Methods: A systematic search of multiple electronic data sources was conducted in accordance with PRISMA guidelines and included MEDLINE via PubMed, EMBASE, Scopus, and Web of Science. All eligible studies reporting comparative outcomes of immunonutrition in colorectal surgery were included. Subgroup analysis of outcomes of interest was performed and data were analysed using Review Manager (RevMan) Version 5.4.1.

Results: Nine randomised controlled trials (RCTs) were identified. The final pooled analysis included 1199 patients (592 IMN group and 592 control group). Of these, 55.3 % (655/1184) had open colorectal surgery (OG) and 44.7 % (529/1184) underwent laparoscopic colorectal surgery (LG). IMN reduced the risk of wound infection significantly in the OG [risk ratio (RR) 0.48, 95 % confidence interval (CI) 0.32 to 0.72; p = 0.0005)] and the open and laparoscopic group (OLG) [RR 0.33, 95 % CI 0.15 to 0.76; p = 0.008]. Moreover, IMN was also associated with a significantly shorter length of hospital stay (MD - 2.37 days, 95 % CI - 3.39 to -1.36; p < 0.0001) in the OG. Other post-operative morbidities (anastomotic leak and ileus) and mortality outcomes in the OG, LG, and OLG were comparable.

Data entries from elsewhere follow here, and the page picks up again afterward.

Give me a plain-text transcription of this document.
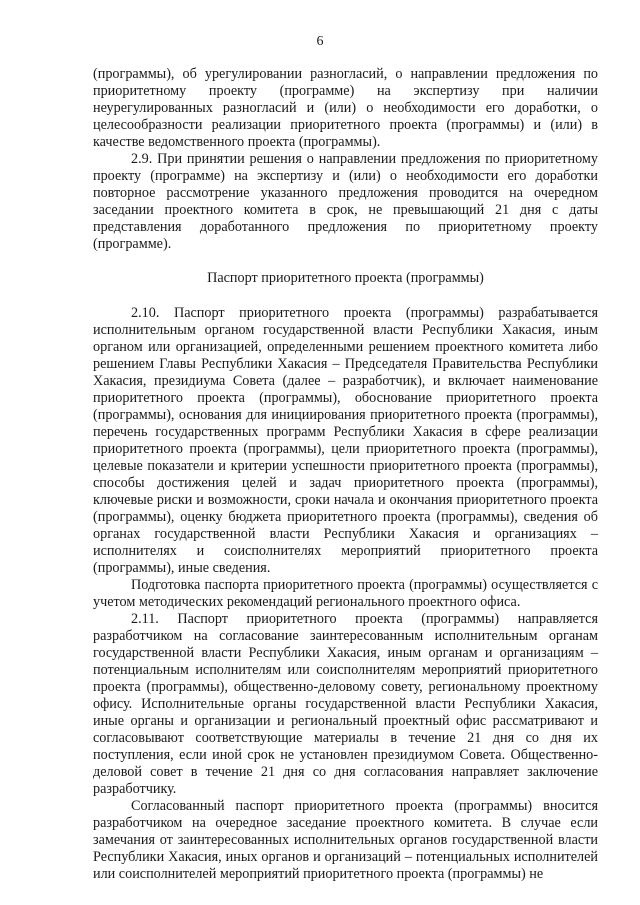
6

(программы), об урегулировании разногласий, о направлении предложения по приоритетному проекту (программе) на экспертизу при наличии неурегулированных разногласий и (или) о необходимости его доработки, о целесообразности реализации приоритетного проекта (программы) и (или) в качестве ведомственного проекта (программы).

2.9. При принятии решения о направлении предложения по приоритетному проекту (программе) на экспертизу и (или) о необходимости его доработки повторное рассмотрение указанного предложения проводится на очередном заседании проектного комитета в срок, не превышающий 21 дня с даты представления доработанного предложения по приоритетному проекту (программе).

Паспорт приоритетного проекта (программы)

2.10. Паспорт приоритетного проекта (программы) разрабатывается исполнительным органом государственной власти Республики Хакасия, иным органом или организацией, определенными решением проектного комитета либо решением Главы Республики Хакасия – Председателя Правительства Республики Хакасия, президиума Совета (далее – разработчик), и включает наименование приоритетного проекта (программы), обоснование приоритетного проекта (программы), основания для инициирования приоритетного проекта (программы), перечень государственных программ Республики Хакасия в сфере реализации приоритетного проекта (программы), цели приоритетного проекта (программы), целевые показатели и критерии успешности приоритетного проекта (программы), способы достижения целей и задач приоритетного проекта (программы), ключевые риски и возможности, сроки начала и окончания приоритетного проекта (программы), оценку бюджета приоритетного проекта (программы), сведения об органах государственной власти Республики Хакасия и организациях – исполнителях и соисполнителях мероприятий приоритетного проекта (программы), иные сведения.

Подготовка паспорта приоритетного проекта (программы) осуществляется с учетом методических рекомендаций регионального проектного офиса.

2.11. Паспорт приоритетного проекта (программы) направляется разработчиком на согласование заинтересованным исполнительным органам государственной власти Республики Хакасия, иным органам и организациям – потенциальным исполнителям или соисполнителям мероприятий приоритетного проекта (программы), общественно-деловому совету, региональному проектному офису. Исполнительные органы государственной власти Республики Хакасия, иные органы и организации и региональный проектный офис рассматривают и согласовывают соответствующие материалы в течение 21 дня со дня их поступления, если иной срок не установлен президиумом Совета. Общественно-деловой совет в течение 21 дня со дня согласования направляет заключение разработчику.

Согласованный паспорт приоритетного проекта (программы) вносится разработчиком на очередное заседание проектного комитета. В случае если замечания от заинтересованных исполнительных органов государственной власти Республики Хакасия, иных органов и организаций – потенциальных исполнителей или соисполнителей мероприятий приоритетного проекта (программы) не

Conclusions: Pre-operative IMN could reduce the wound infection rate and shorten length of hospital stay in patients following elective colorectal surgery. The benefit of these improved clinical outcomes could be further evaluated with a cost-benefit analysis. IMN should be recommended as nutritional adjunct in the Enhanced Recovery after Surgery (ERAS) pathway following colorectal surgery.

免疫营养(IMN)调节免疫系统的活性。然而,IMN对结直肠癌术后癌症患者的影响仍缺乏研究。我们进行了一项系统回顾和荟萃分析,以评估腹腔镜与开放式结直肠手术患者IMN的结果。方法:根据PRISMA指南系统检索多个电子数据源,包括PubMed、EMBASE、Scopus和Web of Science的MEDLINE。所有报告结肠直肠手术免疫营养比较结果的符合条件的研究被纳入。使用Review Manager (RevMan) Version 5.4.1对感兴趣的结果进行亚组分析和数据分析。结果:纳入9项随机对照试验(RCTs)。最终汇总分析纳入1199例患者(IMN组592例,对照组592例)。其中55.3%(655/1184)行开腹结直肠手术(OG), 44.7%(529/1184)行腹腔镜结直肠手术(LG)。IMN显著降低了OG组的伤口感染风险[风险比(RR) 0.48, 95%可信区间(CI) 0.32 ~ 0.72;p = 0.0005)]和开放和腹腔镜组(OLG) [RR 0.33, 95% CI 0.15 ~ 0.76;p = 0.008]。此外,IMN还与住院时间显著缩短相关(MD - 2.37天,95% CI - 3.39至-1.36;结论:择期结直肠手术患者术前IMN可降低伤口感染率,缩短住院时间。这些改善的临床结果的益处可以通过成本效益分析进一步评估。应推荐IMN作为结直肠手术后增强术后恢复(ERAS)途径的营养辅助。